On a shoestring budget, growing fresh tomatoes at 4,500 metres
In the Sacred Valley one development organization is doing things differently to help high-altitude communities help themselves.
Starting in 2010, the Andean Alliance for Sustainable Development (AASD) now helps to feed about a 1,000 kids in 7 communities in the district of Lares, near Cusco.
On the smell of an oily rag, the small, non-profit group works with Andean schools and households: building greenhouses to grow fresh, organic fruits and vegetables—much needed in poor, high-altitude communities where most meals centre on potatoes.
“The one that’s a hit with everybody is tomatoes,” says AASD’s Director of Operations, Adam Stieglitz.
AASD also runs education, women’s empowerment, and other programmes.

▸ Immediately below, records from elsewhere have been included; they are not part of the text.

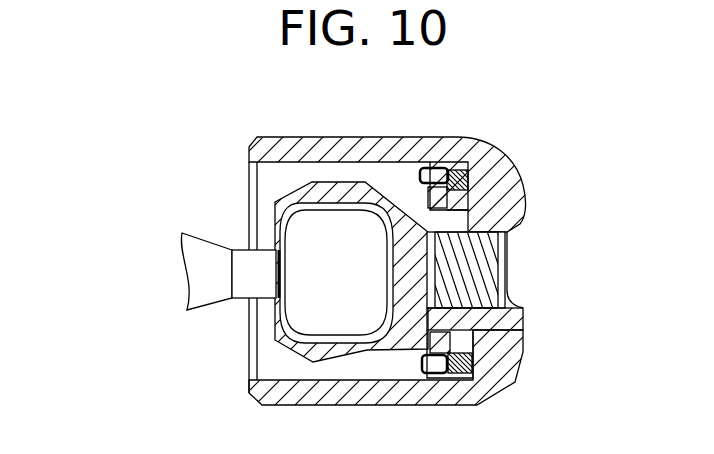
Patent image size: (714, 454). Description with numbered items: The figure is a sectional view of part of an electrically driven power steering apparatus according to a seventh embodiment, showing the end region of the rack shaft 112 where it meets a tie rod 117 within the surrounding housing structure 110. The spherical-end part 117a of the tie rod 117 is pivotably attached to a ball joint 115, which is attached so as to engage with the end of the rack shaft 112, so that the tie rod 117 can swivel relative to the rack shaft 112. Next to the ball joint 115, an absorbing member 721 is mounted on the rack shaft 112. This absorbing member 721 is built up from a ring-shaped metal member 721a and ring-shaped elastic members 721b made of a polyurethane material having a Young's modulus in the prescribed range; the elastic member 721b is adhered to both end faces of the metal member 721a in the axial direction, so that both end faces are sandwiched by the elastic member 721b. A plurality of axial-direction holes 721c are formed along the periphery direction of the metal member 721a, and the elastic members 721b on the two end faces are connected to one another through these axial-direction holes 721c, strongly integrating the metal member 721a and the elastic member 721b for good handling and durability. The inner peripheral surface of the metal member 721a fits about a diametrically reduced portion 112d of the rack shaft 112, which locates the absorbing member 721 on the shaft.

The holder 110 is at (283, 152).
The rack shaft 112 is at (508, 200).
The diametrically reduced portion 112d is at (500, 337).
The ball joint 115 is at (300, 191).
The tie rod 117 is at (200, 268).
The spherical-end part 117a is at (315, 307).
The absorbing member 721 is at (470, 180).
The metal member 721a is at (480, 207).
The elastic member 721b is at (468, 195).
The axial-direction holes 721c is at (432, 168).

Mr Stieglitz says AASD has two aims: to tackle poverty and malnutrition in the mountains by enabling people to grow a diverse array of food, and to show the world a better way of doing development.
“There are so many irresponsible development projects that use a top-down model, often leaving long-term negative consequences,” says Mr Stieglitz.
The AASD approach, by contrast, does only what local communities need doing.
“We only work with people who want to work with us.”
Stieglitz is a graduate of the Middlebury Institute of International Studies at Monterrey, California, with which AASD maintains a long-term partnership.
Every summer, master’s students arrive to learn from the experience, build relationships, and undertake case studies.
Meagre funds are stretched further using local resources, including locals’ know-how.
Mr Stieglitz puts AASD’s success down largely to strong relationships.
“We won’t throw money at projects unless the community and the government is on board.”